The destabilization of glacial valley deposits in high position poses a substantial risk to both the valleys themselves and the infrastructure located downstream. However, the inherently challenging accessibility of these high-altitude regions complicates the task of conducting thorough stability assessments. This study introduces a comprehensive identification methodology that integrates remote sensing technology with air-ground surveys to investigate the stability of high-position glacial valleys, thereby laying the groundwork for subsequent stability evaluations in areas prone to deformation.
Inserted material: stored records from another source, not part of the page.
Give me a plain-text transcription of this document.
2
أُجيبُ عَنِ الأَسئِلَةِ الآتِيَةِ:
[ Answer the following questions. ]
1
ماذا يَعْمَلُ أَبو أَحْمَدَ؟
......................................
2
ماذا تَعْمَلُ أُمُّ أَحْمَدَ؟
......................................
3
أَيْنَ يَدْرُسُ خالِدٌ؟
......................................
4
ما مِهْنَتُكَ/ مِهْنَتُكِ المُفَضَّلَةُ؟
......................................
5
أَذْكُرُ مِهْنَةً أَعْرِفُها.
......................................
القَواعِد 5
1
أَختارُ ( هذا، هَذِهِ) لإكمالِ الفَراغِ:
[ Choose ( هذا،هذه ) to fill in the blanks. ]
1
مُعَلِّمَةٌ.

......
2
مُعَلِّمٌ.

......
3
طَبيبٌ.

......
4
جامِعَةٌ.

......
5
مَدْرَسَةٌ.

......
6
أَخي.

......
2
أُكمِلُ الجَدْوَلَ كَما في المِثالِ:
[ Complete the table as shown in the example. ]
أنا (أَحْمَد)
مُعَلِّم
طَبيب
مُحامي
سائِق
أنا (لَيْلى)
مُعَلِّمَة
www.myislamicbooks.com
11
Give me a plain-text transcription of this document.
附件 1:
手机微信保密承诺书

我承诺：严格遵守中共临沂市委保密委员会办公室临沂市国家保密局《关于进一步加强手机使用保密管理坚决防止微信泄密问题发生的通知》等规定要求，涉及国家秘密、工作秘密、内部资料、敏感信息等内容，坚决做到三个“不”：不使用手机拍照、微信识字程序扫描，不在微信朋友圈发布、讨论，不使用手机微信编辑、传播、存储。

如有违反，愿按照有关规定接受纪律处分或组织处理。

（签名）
To exemplify the effectiveness of this approach, three glacial valleys situated at an average altitude exceeding 4500 m in Basu County, Southeast Tibet, China, were selected for case study analysis. The findings reveal that significant landslide events within these high-position glacial valleys can be discerned by comparing reference points in optical satellite imagery. In the 2# glacial valley, substantial deformation is concentrated along the central axis, whereas in the 1# and 3# glacial valleys, deformation is predominantly observed in the scarp regions, as determined by Interferometric Synthetic Aperture Radar (InSAR) analysis. The principal sliding zone is identified within the altitudinal transition zone between 4400 and 4700 m. The maximum deformations recorded under a 24-h, 200-year return period rainfall event and a 15-s seismic event with an acceleration of 0.41 g (g = 9.8 m/s2) were 1.66 m and 6.7 m, respectively. This integrated approach provides a practical framework for the investigation of high-position glacial valleys, thereby facilitating the assessment and mitigation of geological hazards in these otherwise inaccessible environments.